GenerativeAIExamples/docs/text-splitter.md at main

Text Splitter Customizations

Updating the Model Name

The default text splitter is a SentenceTransformersTokenTextSplitter instance. The text splitter uses a pre-trained model from Hugging Face to identify sentence boundaries. You can change the model used by setting the APP_TEXTSPLITTER_MODELNAME environment variable in the chain-server service of your docker-compose.yaml file like the following example:

services:
  chain-server:
    environment:
      APP_TEXTSPLITTER_MODELNAME: intfloat/e5-large-v2

Adjusting Chunk Size and Overlap

The text splitter divides documents into smaller chunks for processing.
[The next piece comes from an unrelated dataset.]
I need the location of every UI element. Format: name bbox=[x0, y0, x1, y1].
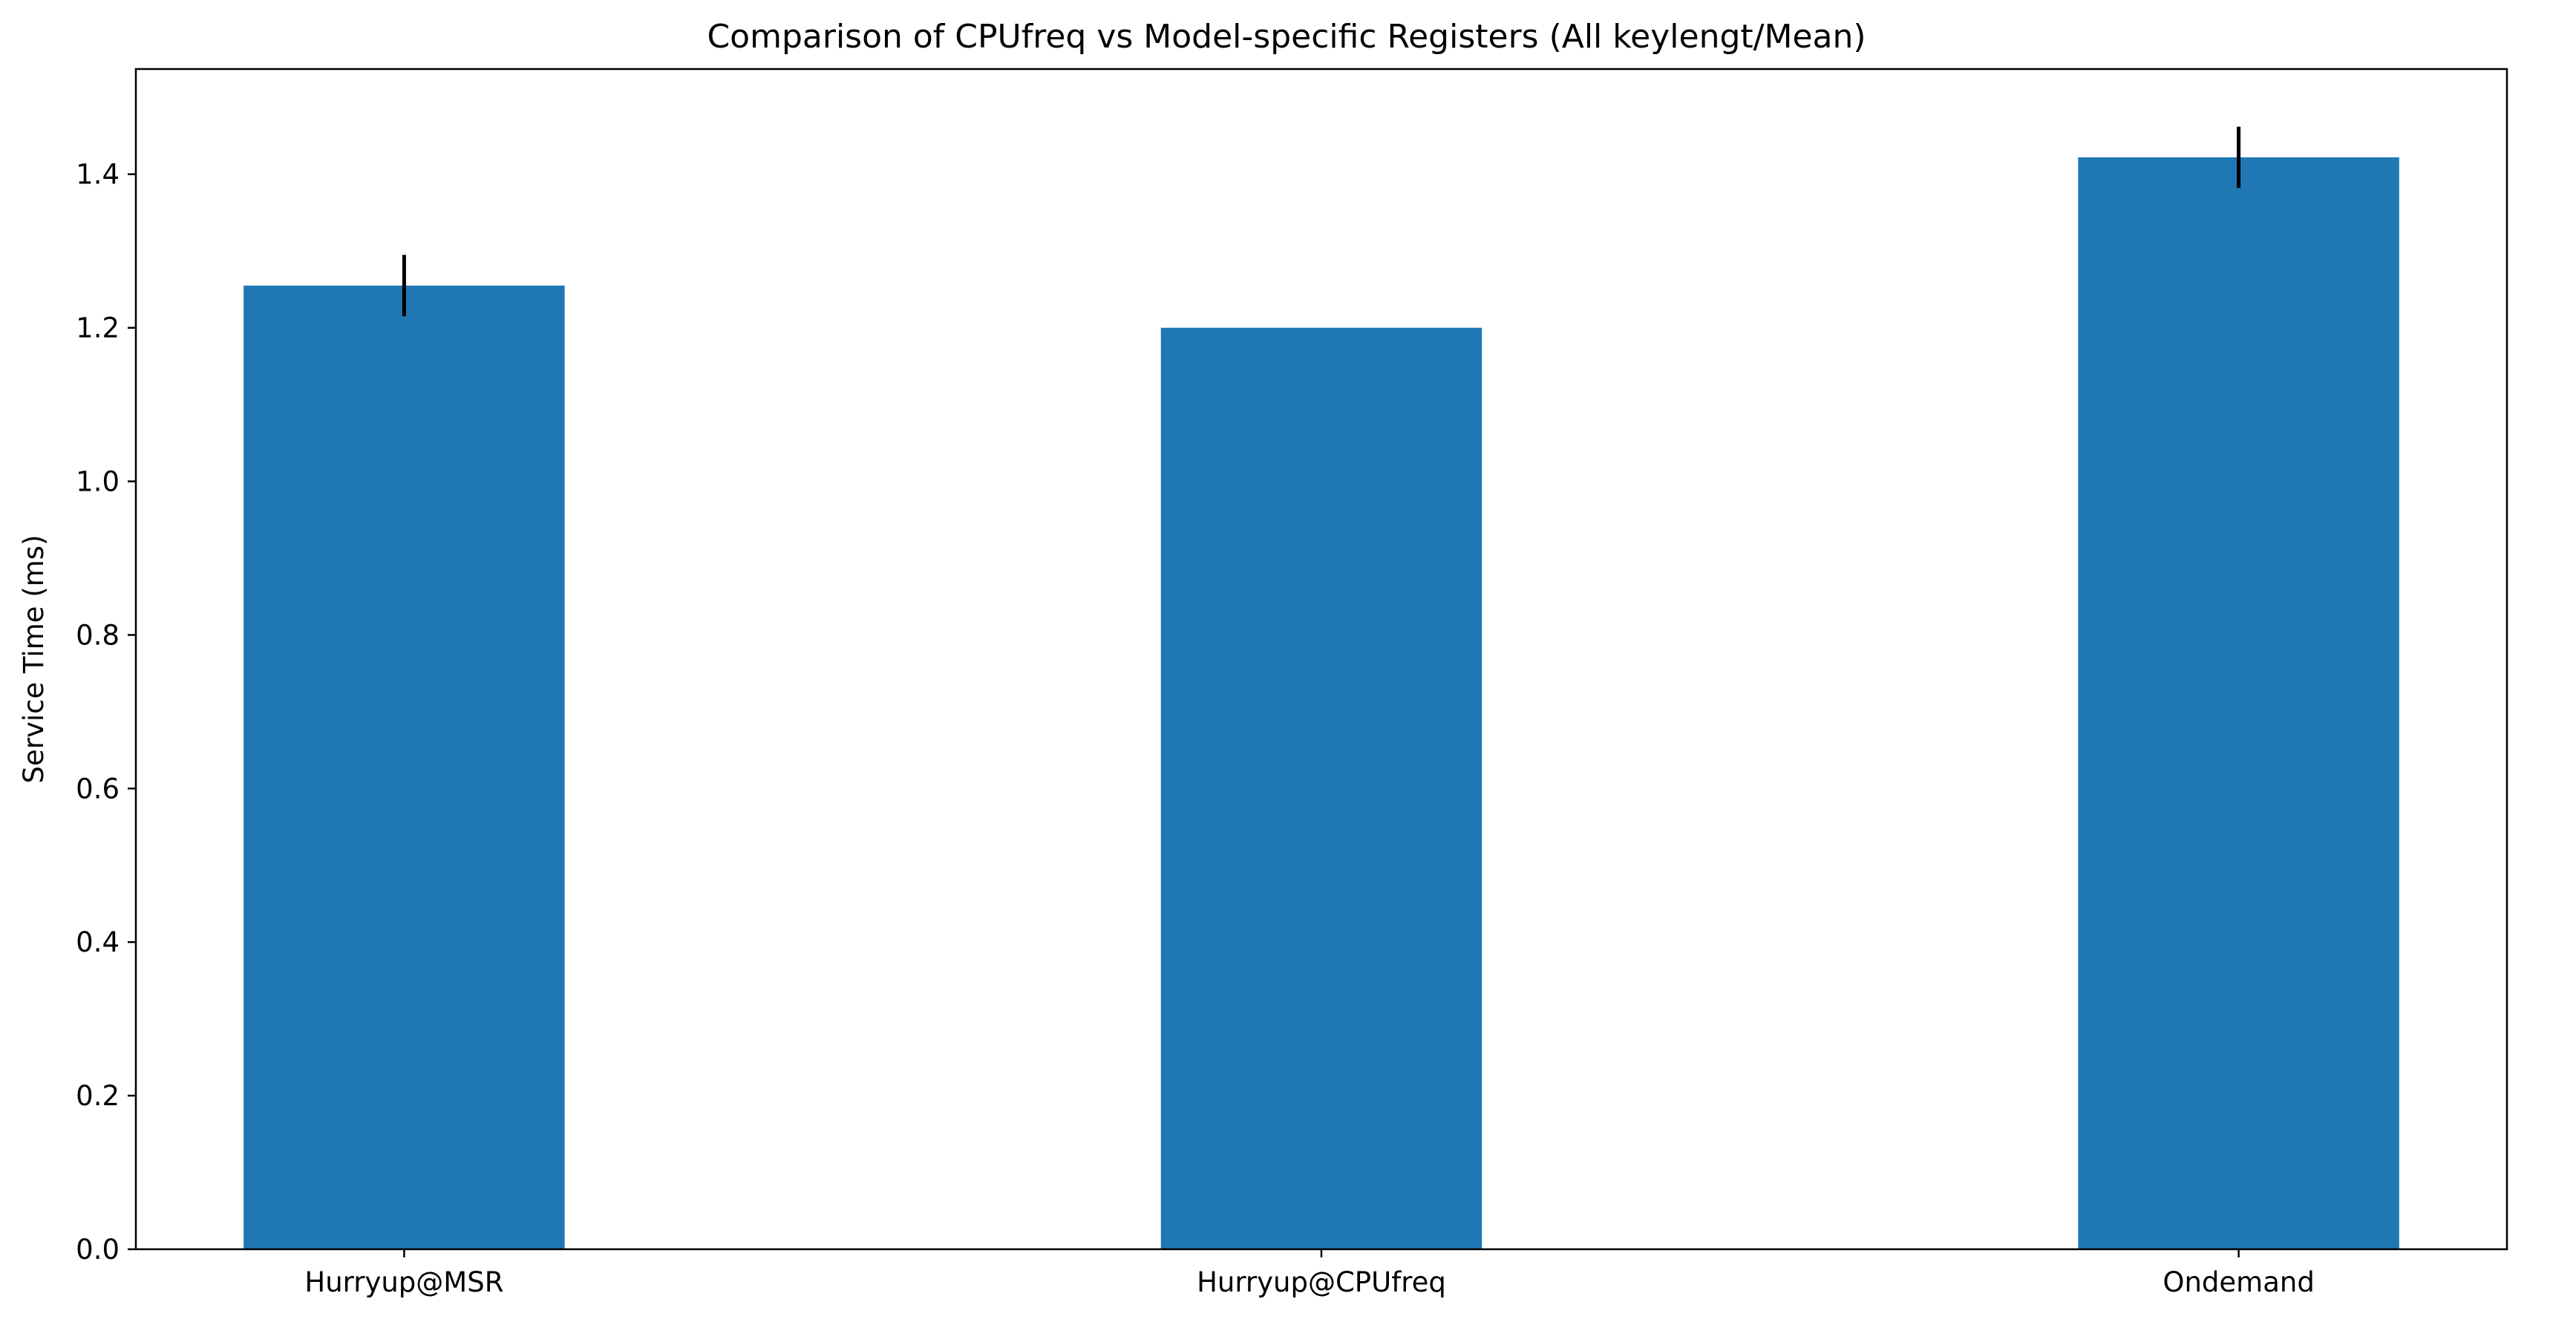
y-tick-label: 0.6 bbox=[76, 773, 120, 805]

You can control the chunk size and overlap using environment variables in chain-server service of your docker-compose.yaml file:

APP_TEXTSPLITTER_CHUNKSIZE: Sets the maximum number of tokens allowed in each chunk.
APP_TEXTSPLITTER_CHUNKOVERLAP: Defines the number of tokens that overlap between consecutive chunks.

services:
  chain-server:
    environment:
      APP_TEXTSPLITTER_CHUNKSIZE: 256
      APP_TEXTSPLITTER_CHUNKOVERLAP: 128

Using a Custom Text Splitter

While the default text splitter works well, you can also implement a custom splitter for specific needs.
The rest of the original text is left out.